Шмаков вышел из подземки на Унтер-ден-Линден. Главная улица Берлина когда-то действительно славилась своими старинными липами, посаженными еще Гогенцоллерами. Но Гитлер приказал вырубить вековые деревья – они мешали проведению военных парадов и факельных шествий. Теперь улица выглядела какой-то голой – ее обрамляли лишь пяти- и шестиэтажные здания.

Николай не спешил. Приятно было пройтись пешком в такой чудесный весенний день. На улице вовсю кипела жизнь – куда-то спешили прохожие, мчались автомобили. А в кафе за столиками сидели пожилые бюргеры и мирно потягивали пиво.

Нужно еще раз проверить, нет ли "хвоста", решил Шмаков. Для этого как нельзя лучше подходили зеркальные витрины магазинов, широкой лентой опоясывающие улицу. Майор сделал вид, что разглядывает дорогие модели часов, а сам осторожно осмотрел тротуар позади себя – не ведется ли за ним наблюдение? Кажется, все было чисто.

Когда он вышел из советского посольства, то сразу обнаружил за собой пару "топтунов". Дело обычное – гестапо следило за всеми сотрудниками советских загранучреждений. Но сегодня ему лишние глаза были ни к чему. Пришлось потратить некоторое время, чтобы избавиться от "наружки". Шмаков спустился в берлинскую подземку – там легко было уйти от слежки. Он несколько раз проделал старый, проверенный трюк: вставал у дверей вагона и, как только они начинали закрываться, выскакивал на перрон. Сработало отлично – соглядатаи отстали. После чего майор спокойно вернулся на Унтер-ден-Линден.

До встречи с агентом оставалось еще около получаса. Шмаков должен был пересечься с ним в небольшом кафе рядом с Бранденбургскими воротами. Поэтому решил прибавить шагу: по инструкции, следовало прийти на место заранее и проверить обстановку – подстраховаться никогда не мешало.

Кафе называлось "У Густава". Его хозяин, полный, добродушный Густав Меер, сам встречал гостей и провожал к столикам. Он радостно поприветствовал Николая (для него это был швейцарец Питер Шуман) и усадил у окна. Это было любимое место Шмакова. Отсюда открывался прекрасный вид на площадь и отлично просматривался вход.
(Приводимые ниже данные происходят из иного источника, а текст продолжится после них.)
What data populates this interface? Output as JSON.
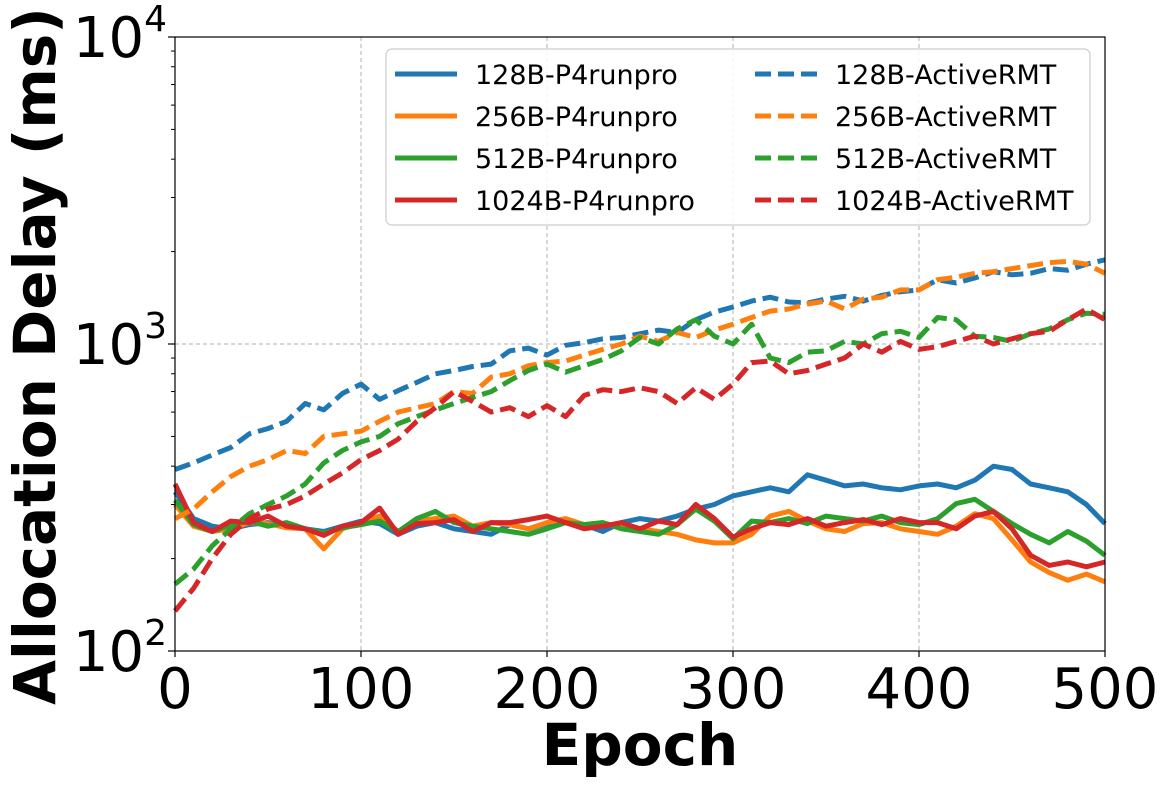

Николай заказал, как всегда, кружку светлого пива и местные сухарики с маком и корицей. Он уже трижды бывал в этом кафе, и хозяин привык к его вкусам. Густав считал, что его посетитель служит в одной из швейцарских торговых фирм, расположенных как раз неподалеку. Тем более что выговор у майора был соответствующий. Шмаков охотно болтал с Густавом о погоде, делился последними новостями и демонстрировал симпатию к режиму. По крайней мере, он дважды прошелся по поводу "безответственных англичан", которые никак не хотели заключить почетный мир с Германией, и один раз весьма резко высказался о большевиках, поддерживающих местных предателей-социалистов.

Хозяин кафе кивал и охотно соглашался с приятным посетителем. Если Густав и состоял на секретной службе в гестапо, то ничего интересного не для себя не услышал. Так, обычная болтовня за кружкой пива.

Николай посмотрел на часы – до встречи было пять минут. Он ждал офицера, который должен был передать ему документы, касающиеся ближайших планов немецкого командования. А пока следовало расслабиться и насладиться пивом. Майор поставил около стула небольшой коричневый портфель, с которым пришел в кафе, и пододвинул к себе кружку.

Вот уже неделя, как он в Берлине. Официально Шмаков числился сотрудником торгового представительства Морфлота, неофициально был прикомандирован к руководителю советской резидентуры в Берлине Александру Короткову. Александр Михайлович при первой же встрече сказал ему:

– Понимаю, что человек вы новый и многое еще незнакомо. Но ситуация такова, что раскачиваться некогда. Поэтому мы постараемся как можно быстрее ввести вас в курс дела. Три дня на ознакомление – и за работу.

Сегодня ему поручили важное задание – встретиться с информатором, адъютантом фельдмаршала фон Бока. Коротков напутствовал Николая перед встречей:

– Будьте очень осторожны. Гестапо и абвер следят буквально за каждым нашим шагом, сопровождают повсюду, вплоть до дверей посольства и квартиры. Постарайтесь сразу же оторваться от "наружки", лучше всего в метро. Перед встречей проверьте несколько раз, нет ли "хвоста". Этот источник чрезвычайно важен для нас, засветить его нельзя. Я с удовольствием послал бы более опытного оперативника, но наших всех знают в лицо, их фото есть у каждого постового на улице. Остаться незамеченным почти невозможно. А вы человек новый, пока не примелькались. К тому же, как мне сказали, профессионал.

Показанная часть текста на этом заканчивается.